Mit seiner am 4. Februar 1992 beim Arbeitsgericht Bremen eingegangenen Feststellungsklage verfolgt der Kläger den Anspruch auf Zahlung einer Zulage in Höhe des Unterschiedsbetrages zwischen den Lohngruppen 4a und 5a MTB II weiter. Er hat die Auffassung vertreten, die Sicherung des Monatstabellenlohnes durch § 37 MTB II sei dynamisch ausgestaltet worden. Der nach § 37 MTB II lohngesicherte Arbeiter solle nicht schlechter stehen, als er gestanden hätte, wenn von ihm weiterhin die Tätigkeit in der bisherigen Lohngruppe ausgeübt worden wäre. Dann hätte er – der Kläger – zwischenzeitlich rückwirkend ab dem 1. Oktober 1990 eine Einreihung in die neue Lohngruppe 5a erreicht. Der Tätigkeitsaufstieg in den Lohngruppen 4a und 5a sei letztlich nichts anderes als ein erhöhter Monatstabellenlohn der Lohngruppen 4 und 5.
Der Kläger hat – sinngemäß – beantragt
festzustellen, daß die Beklagte verpflichtet ist, dem Kläger mit Wirkung zum 1. Oktober 1990 die Ausgleichszulage nach § 37 MTB II in Höhe des Unterschiedsbetrags der Lohngruppe 4a und 5a AT MTB II in der Fassung des Änderungstarifvertrags Nr. 14 zu zahlen.
Die Beklagte hat beantragt
die Klage abzuweisen.
Sie hat die Auffassung vertreten, mit der Lohnstandssicherung des § 37 MTB II solle lediglich der vom Arbeiter erreichte Besitzstand gewahrt werden. Hingegen solle nicht sein beruflicher Werdegang für die Zukunft fiktiv nachgezeichnet werden. Der Wortlaut der per 1. Oktober 1990 geänderten Vorschrift des § 37 MTB II sei eindeutig. Hätten die Tarifvertragsparteien bei der zeitgleichen Einfügung der Zwischenlohngruppen die Lohnstandssicherung auf diese erstrecken wollen, hätten sie dies bei seiner Änderung klarstellen können.
Das Arbeitsgericht hat die Klage abgewiesen. Das Landesarbeitsgericht hat die Berufung des Klägers zurückgewiesen. Mit seiner vom Landesarbeitsgericht zugelassenen Revision verfolgt der Kläger seinen Anspruch weiter. Die Beklagte beantragt die Zurückweisung der Revision.
Entscheidungsgründe
Die Revision ist nicht begründet. Zu Recht haben die Vorinstanzen die Klage abgewiesen.

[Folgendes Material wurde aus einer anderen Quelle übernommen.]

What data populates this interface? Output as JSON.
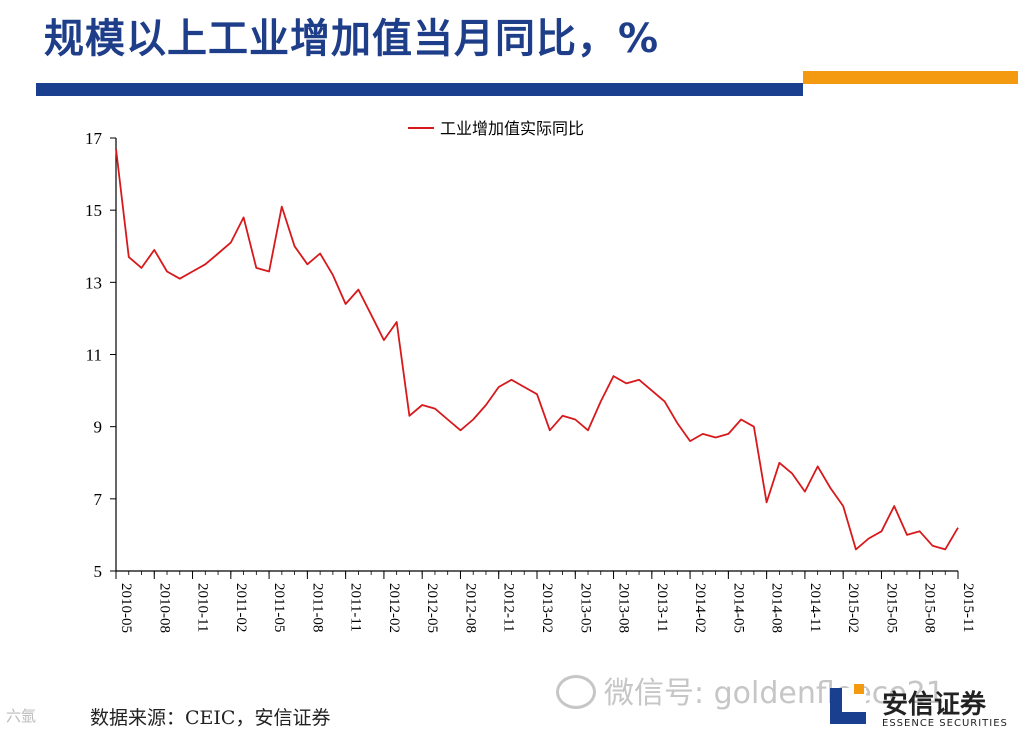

I. Die Klage ist als Feststellungsklage nach § 256 ZPO zulässig. Insbesondere mit Rücksicht auf die rechnerischen Schwierigkeiten, die mit der Bezifferung eines Zahlungsantrages für mehrjährige Anspruchszeiträume verbunden wären, hat der Senat Klagen auf Feststellung von Ansprüchen auf Zulagen als zulässig angesehen (BAGE 24, 300 = AP Nr. 1 zu § 26 BBesG; 24, 452 = AP Nr. 2 zu § 24 BAT; Senatsurteil vom 16. Juli 1975 – 4 AZR 433/74 – AP Nr. 1 zu § 28 BMT-G II); daran ist festzuhalten.
II. Die zulässige Klage ist jedoch nicht begründet. Der Kläger hat keinen Anspruch nach § 37 MTB II auf Zahlung einer persönlichen Zulage (“Lohnsicherungszulage”) in Höhe des Unterschiedsbetrages zwischen den Lohngruppen 4a und 5a MTB II für die Zeit ab 1. Oktober 1990.
1. Zwischen den Parteien besteht kein Streit darüber, daß dem Kläger dem Grunde nach ein Anspruch auf eine Lohnsicherungszulage nach § 37 MTB II zusteht. Es kann somit dahinstehen, aus welcher Fallgruppe des – im Streitfalle allein in Betracht kommenden – Abs. 2 des § 37 MTB II der Zulagenanspruch des Klägers dem Grunde nach folgt.
2. Der Streit der Parteien geht allein darum, ob die Lohnstandssicherung bei Leistungsminderung nach § 37 MTB II sich auf den Aufstieg des Arbeiters in die mit dem Änderungstarifvertrag Nr. 14 vom 22. März 1991 zum Tarifvertrag über das Lohngruppenverzeichnis zum Manteltarifvertrag für Arbeiter des Bundes (MTB II) mit Wirkung vom 1. Oktober 1990 eingeführten Zwischenlohngruppen (“a"-Lohngruppen), im Falle des Klägers auf die Zwischenlohngruppe 5a, erstreckt.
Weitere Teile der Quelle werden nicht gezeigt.